La Iglesia de la Buena Dicha

La Iglesia de la Buena Dicha se utilizó como hospital para atender a los heridos durante la Guerra de la Independencia. Entre los heridos hubo dos mujeres muy especiales: Manuela Malasaña y Clara del Rey. A las dos las atendieron aquí y a las dos las enterraron en el cementerio.

Alejandra Botto nos habla de estas heroínas. Clara del Rey es uno de los símbolos del 2 de mayo, y una de las 59 mujeres que murieron aquel día, en el levantamiento contra las tropas francesas. Cuentan que Clara del Rey estaba de compras, en el mercado de la Plaza de la Cebada, cuando se enteró por unas vecinas de que los madrileños se habían levantado contra los franceses. Así que salió corriendo hacia la sastrería de su marido, temiendo por su vida.

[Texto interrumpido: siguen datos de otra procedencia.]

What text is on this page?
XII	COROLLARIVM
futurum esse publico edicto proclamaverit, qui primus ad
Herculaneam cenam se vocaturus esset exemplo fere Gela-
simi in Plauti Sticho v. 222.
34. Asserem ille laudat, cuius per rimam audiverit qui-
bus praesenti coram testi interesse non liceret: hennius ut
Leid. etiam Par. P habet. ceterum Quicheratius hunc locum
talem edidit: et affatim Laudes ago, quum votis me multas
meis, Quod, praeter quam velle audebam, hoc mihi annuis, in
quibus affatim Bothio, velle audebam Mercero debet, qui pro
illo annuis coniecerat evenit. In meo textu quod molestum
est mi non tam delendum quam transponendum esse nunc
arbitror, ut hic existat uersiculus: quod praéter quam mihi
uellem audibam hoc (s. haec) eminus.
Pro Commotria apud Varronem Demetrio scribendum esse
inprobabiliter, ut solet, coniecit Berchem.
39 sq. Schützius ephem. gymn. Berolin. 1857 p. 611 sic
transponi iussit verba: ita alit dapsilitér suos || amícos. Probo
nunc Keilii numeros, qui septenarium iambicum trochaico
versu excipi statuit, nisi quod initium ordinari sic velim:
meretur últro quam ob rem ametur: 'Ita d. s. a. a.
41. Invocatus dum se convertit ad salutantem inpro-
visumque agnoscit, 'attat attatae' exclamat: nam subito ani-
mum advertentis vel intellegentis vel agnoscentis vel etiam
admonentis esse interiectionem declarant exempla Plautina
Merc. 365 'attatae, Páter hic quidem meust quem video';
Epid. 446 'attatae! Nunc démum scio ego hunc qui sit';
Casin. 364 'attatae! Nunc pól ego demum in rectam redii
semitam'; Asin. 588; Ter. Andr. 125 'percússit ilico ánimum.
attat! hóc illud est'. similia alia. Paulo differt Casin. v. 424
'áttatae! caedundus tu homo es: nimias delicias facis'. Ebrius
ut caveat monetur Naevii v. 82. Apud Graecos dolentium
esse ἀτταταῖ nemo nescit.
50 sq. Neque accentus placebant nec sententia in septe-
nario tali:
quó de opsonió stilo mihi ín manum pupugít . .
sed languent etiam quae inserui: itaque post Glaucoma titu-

Al llegar, la encontró cerrada, así que se fue corriendo a buscarlo. Una vecina le dijo que había visto a su marido y a dos de sus cinco hijos ir hacia el parque de artillería de Monteleón. Clara se fue para allá, y allí se reencontró con su familia. No dudó en ponerse a defender el cuartel junto a ellos y a atender a los heridos, dándoles agua de una bota. Aquella iglesia fue derribada a finales del siglo XIX. En su mismo lugar se construyó esta versión que vemos hoy.